SEN. ORRIN HATCH: Well, that's what some of the conservatives think anyway. That's how they get upset at me. Let me just say this. Pat makes a good point. There's no excuse for some of the fund-raising letters. They haven't been sent out, as far as I know, by Republican candidates.
But there was a group on the outside that was sending out fund-raising letters that I felt were reprehensible. And one of them actually had false facts in the letter. And that shouldn't be done. And I agree with Pat on that. And we should not politicize a judiciary. But, like I say, where was the screaming when there were 148 vacancies during the Bush administration, 120 vacancies during the Bush administration? Here we have 82, and a lot of the nominees that we have came in the last few weeks of this last session, so--this isn't a numbers game. We have to be able to look at these people fairly--
SEN. PATRICK LEAHY: The fact of the matter is moved them a lot faster.
PHIL PONCE: Sen.
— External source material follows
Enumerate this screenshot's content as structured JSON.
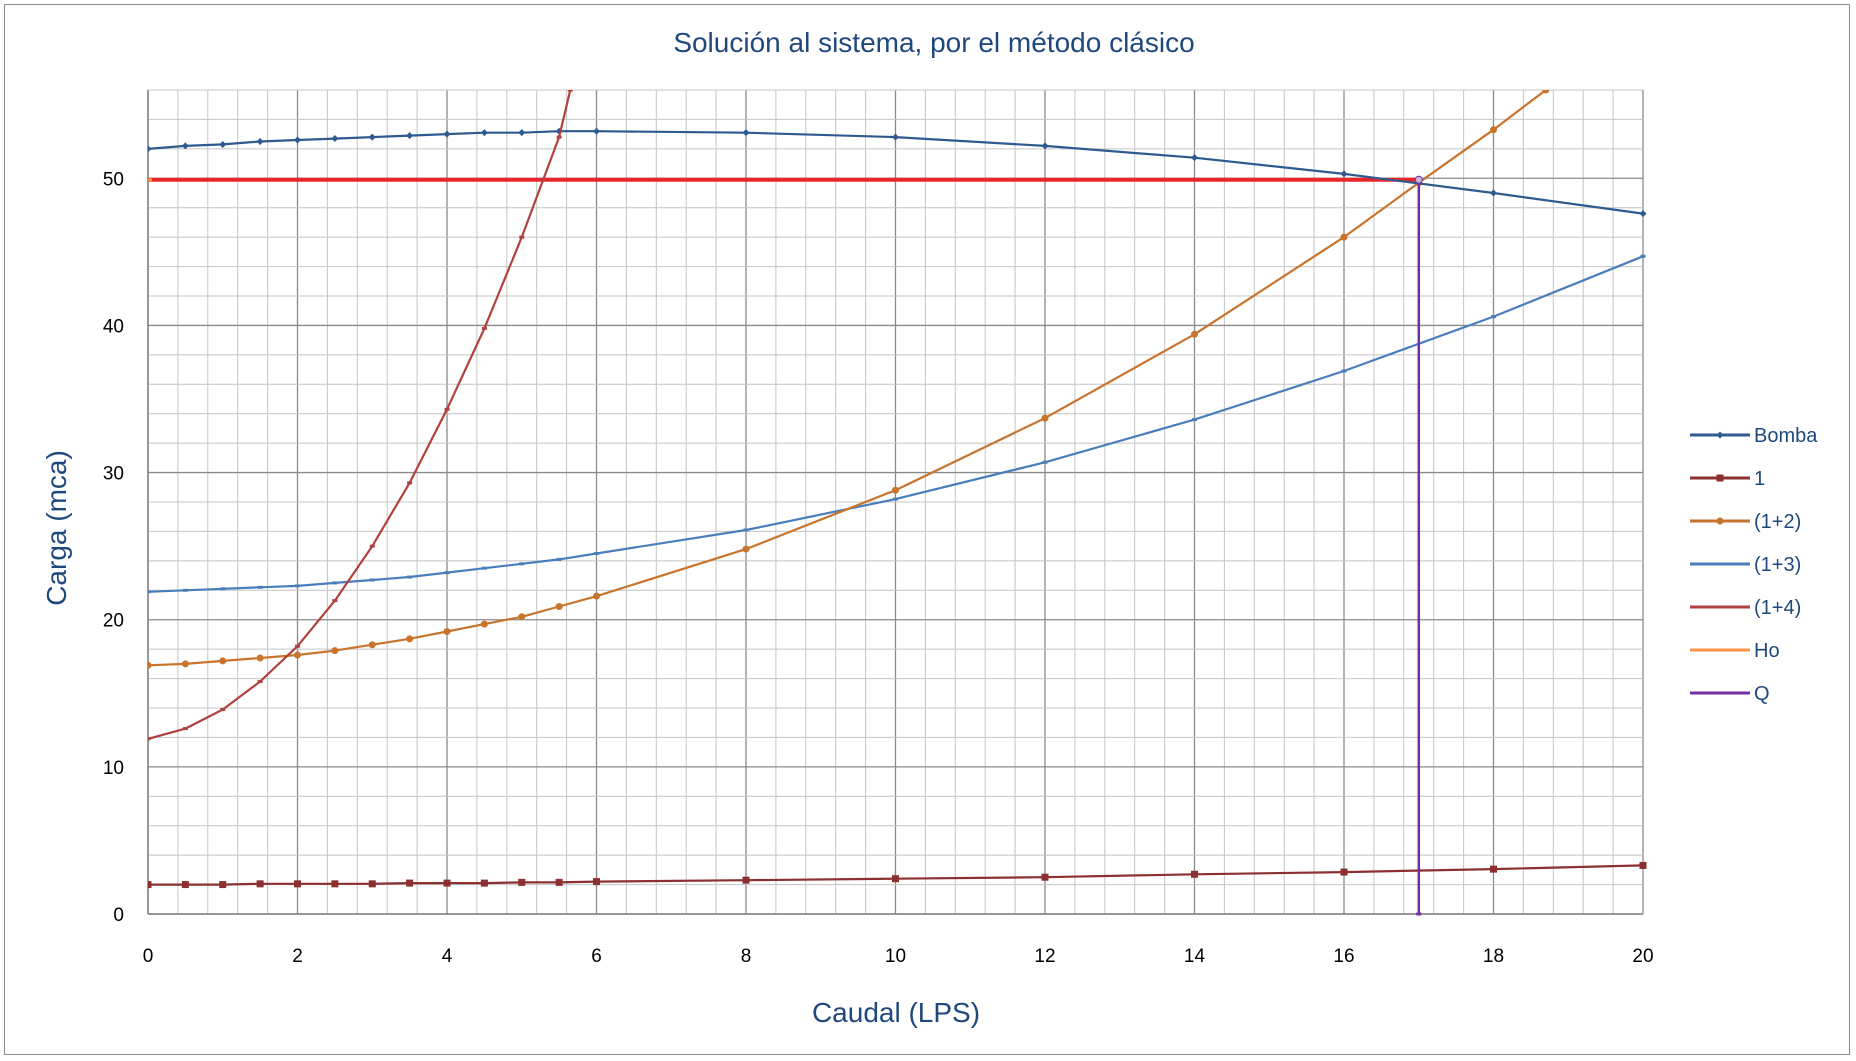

Leahy.
SEN. PATRICK LEAHY: The Democrats confirmed judges for President Bush one heck of a lot of faster than the Republicans--
SEN. ORRIN HATCH: I can give you five years where you confirmed less than 36, which is what we confirmed last year. I can give you five years in the last ten years. PHIL PONCE: Senator, what impact do you think the chief justice's remarks are going to have, Sen. Leahy? Will this light a fire under the Senate?
SEN. PATRICK LEAHY: I sincerely hope it will because we should--the one area we should not be partisan is in federal judges. And it hurts--damages the court and damages the integrity of the court, and it damages the confidence people have in the courts if we allow it to become partisan. This is something Republicans and Democrats ought to sit down and say, we'll be partisan and other things, but not in judges.
PHIL PONCE: Sen. Hatch, what impact do you think it will have?
SEN. ORRIN HATCH: I think if Pat were the sole say in the Democratic side, that would be all right. But just go back and look at the Rehnquist nomination, the Bork nomination, the Thomas nomination, the Souter nomination. Those are Supreme Court nominations. You should have seen what they did to district and circuit court nominees. So to come in here and say the Republicans are playing politics, after what we went through for all those years I think sounds just a little bit like sour grapes because I got to tell you, there are those who want to play politics with judges on both sides, but I never saw anything like I saw during those years of Reagan and Bush.
PHIL PONCE: And, Senators, I'm afraid we'll have to leave it there. Thank you both very much for joining us.
SEN. ORRIN HATCH: Nice to be with you.